Three-Way Data Analysis Through Densities

Description

The three-way data consists of a set of variables measured on several groups of individuals. To each group is associated an estimated probability density function. The package provides functional methods (principal component analysis, multidimensional scaling, cluster analysis, discriminant analysis...) for such probability densities.

Details

To cite dad, use citation("dad").

The main functions applying to the probability densities are:

• fpcad: functional principal component analysis,

• fpcat: functional principal component analysis applied to data indexed according to time,

• fmdsd: multidimensional scaling,

• fhclustd: hierarchical clustering,

• fdiscd.misclass: functional discriminant analysis in order to compute the misclassification ratio with the one-leave-out method,

• fdiscd.predict: discriminant analysis in order to predict the class (synonymous with cluster, not to be confused with the class attribute of an R object) of each probability density whose class is unknown,

• mdsdd: multidimensional scaling of discrete probability distributions,

• discdd.misclass: functional discriminant analysis of discrete probability distributions, in order to compute the misclassification ratio with the one-leave-out method,

• discdd.predict: discriminant analysis of discrete probability distributions, in order to predict the class of each probability distribution whose class is unknown,

The above functions are completed by:

• A print() method for objects of class fpcad, fmdsd, fdiscd.misclass, fdiscd.predict or mdsdd, in order to display the results of the corresponding function,

• A plot() method for objects of class fpcad, fmdsd, fhclustd or mdsdd, in order to display some useful graphics attached to the corresponding function,

• A generic function interpret that applies to objects of class fpcad fmdsd or mdsdd, helps the user to interpret the scores returned by the corresponding function, in terms of moments (fpcad or fmdsd) or in terms of marginal probability distributions (mdsdd).

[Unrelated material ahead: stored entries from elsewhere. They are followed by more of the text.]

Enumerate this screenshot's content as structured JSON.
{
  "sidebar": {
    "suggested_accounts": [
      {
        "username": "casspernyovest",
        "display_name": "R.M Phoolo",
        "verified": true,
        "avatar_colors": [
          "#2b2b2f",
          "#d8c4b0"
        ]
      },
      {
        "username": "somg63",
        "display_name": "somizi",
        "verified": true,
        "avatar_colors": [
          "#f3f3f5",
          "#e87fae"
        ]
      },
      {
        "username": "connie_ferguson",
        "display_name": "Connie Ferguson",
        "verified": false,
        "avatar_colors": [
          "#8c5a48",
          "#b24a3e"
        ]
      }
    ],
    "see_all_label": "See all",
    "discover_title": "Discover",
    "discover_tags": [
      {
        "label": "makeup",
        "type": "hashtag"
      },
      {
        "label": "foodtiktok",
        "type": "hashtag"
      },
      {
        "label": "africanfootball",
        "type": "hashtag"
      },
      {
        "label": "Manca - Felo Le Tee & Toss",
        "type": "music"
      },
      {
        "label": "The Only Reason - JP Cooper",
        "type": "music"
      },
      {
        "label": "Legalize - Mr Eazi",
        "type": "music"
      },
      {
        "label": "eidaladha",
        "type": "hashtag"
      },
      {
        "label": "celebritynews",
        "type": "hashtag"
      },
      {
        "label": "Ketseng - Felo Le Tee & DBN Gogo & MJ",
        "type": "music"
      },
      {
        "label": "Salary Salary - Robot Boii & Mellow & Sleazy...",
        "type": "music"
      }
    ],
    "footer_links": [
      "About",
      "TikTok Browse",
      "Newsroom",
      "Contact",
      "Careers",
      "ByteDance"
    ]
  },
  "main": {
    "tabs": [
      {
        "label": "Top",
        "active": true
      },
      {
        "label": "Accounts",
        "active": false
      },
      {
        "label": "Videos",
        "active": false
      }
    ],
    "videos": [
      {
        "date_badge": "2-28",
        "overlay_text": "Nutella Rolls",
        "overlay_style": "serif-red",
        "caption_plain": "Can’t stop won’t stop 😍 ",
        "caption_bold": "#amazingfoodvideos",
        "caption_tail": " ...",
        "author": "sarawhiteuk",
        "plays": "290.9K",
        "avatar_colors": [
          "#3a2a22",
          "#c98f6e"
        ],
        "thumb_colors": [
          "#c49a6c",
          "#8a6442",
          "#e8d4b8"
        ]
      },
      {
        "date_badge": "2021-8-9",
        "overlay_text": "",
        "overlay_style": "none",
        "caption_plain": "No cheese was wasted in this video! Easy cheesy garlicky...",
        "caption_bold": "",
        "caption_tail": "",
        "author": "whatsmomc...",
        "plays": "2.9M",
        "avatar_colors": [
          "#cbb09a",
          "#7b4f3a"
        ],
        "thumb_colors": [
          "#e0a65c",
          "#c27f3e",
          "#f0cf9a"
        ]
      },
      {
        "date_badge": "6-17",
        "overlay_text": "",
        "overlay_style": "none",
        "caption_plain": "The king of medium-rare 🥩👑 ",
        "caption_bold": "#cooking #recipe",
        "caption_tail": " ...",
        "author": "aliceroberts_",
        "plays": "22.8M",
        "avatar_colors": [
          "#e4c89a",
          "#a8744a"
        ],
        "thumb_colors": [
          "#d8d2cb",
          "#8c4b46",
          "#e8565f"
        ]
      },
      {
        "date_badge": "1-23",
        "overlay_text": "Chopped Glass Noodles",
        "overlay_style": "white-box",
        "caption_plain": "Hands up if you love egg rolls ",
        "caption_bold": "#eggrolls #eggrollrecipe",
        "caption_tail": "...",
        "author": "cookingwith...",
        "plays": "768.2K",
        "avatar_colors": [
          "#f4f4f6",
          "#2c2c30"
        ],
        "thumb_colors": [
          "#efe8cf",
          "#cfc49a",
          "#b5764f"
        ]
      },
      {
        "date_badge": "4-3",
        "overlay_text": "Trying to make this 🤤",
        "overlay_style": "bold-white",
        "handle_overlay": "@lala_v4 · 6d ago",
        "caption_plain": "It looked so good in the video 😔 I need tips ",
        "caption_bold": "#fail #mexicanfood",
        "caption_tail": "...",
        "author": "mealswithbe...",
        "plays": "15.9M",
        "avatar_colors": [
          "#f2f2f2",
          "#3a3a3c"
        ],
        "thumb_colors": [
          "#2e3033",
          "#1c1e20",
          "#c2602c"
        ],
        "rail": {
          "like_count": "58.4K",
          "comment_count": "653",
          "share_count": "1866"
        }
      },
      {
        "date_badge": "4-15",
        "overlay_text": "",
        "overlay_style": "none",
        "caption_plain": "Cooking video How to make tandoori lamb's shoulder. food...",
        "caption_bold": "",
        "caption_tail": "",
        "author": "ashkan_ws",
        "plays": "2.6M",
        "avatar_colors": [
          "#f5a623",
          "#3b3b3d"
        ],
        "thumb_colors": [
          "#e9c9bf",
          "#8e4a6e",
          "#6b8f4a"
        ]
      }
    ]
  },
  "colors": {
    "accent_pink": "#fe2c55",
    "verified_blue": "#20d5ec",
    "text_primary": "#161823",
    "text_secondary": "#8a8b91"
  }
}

We also introduce classes of objects and tools in order to handle collections of data frames:

• folder creates an object of class folder, that is a list of data frames which have in common the same columns.

  The following functions apply to a folder and compute some statistics on the columns of its elements: mean.folder, var.folder, cor.folder, skewness.folder or kurtosis.folder.

• folderh creates an object of class folderh, that is a list of data frames with a hierarchic relation between each pair of consecutive data frames.

• foldert creates an object of class foldert, that is a list of data frames indexed according to time, concerning the same individuals and variables or not.

• read.mtg creates an object of class foldermtg from an MTG (Multiscale Tree Graph) file containing plant architecture data.

Author(s)

Rachid Boumaza, Pierre Santagostini, Smail Yousfi, Sabine Demotes-Mainard with the contributions from Gilles Hunault, Julie Bourbeillon and Besnik Pumo

References

Boumaza, R. (1998). Analyse en composantes principales de distributions gaussiennes multidimensionnelles. Revue de Statistique Appliqu?e, XLVI (2), 5-20.

Boumaza, R., Yousfi, S., Demotes-Mainard, S. (2015). Interpreting the principal component analysis of multivariate density functions. Communications in Statistics - Theory and Methods, 44 (16), 3321-3339.

Boumaza, R. (2004). Discriminant analysis with independently repeated multivariate measurements: an L^2 approach. Computational Statistics & Data Analysis, 47, 823-843.

Delicado, P. (2011). Dimensionality reduction when data are density functions. Computational Statistics & Data Analysis, 55, 401-420.

Deza, M.M. and Deza E. (2013). Encyclopedia of distances. Springer.

Pradal, C., Godin, C. and Cokelaer, T. (2023). MTG user guide

Rudrauf, J.M., Boumaza, R. (2001). Contribution à l'étude de l'architecture médiévale: les caractéristiques des pierres à bossage des châteaux forts alsaciens. Centre de Recherches Archéologiques Médiévales de Saverne, 5, 5-38.

Rachev, S.T., Klebanov, L.B., Stoyanov, S.V. and Fabozzi, F.J. (2013). The methods of distances in the theory of probability and statistics. Springer.

Yousfi, S., Boumaza, R., Aissani, D., Adjabi, S. (2014). Optimal bandwith matrices in functional principal component analysis of density functions. Journal of Statistical Computation and Simulation, 85 (11), 2315-2330.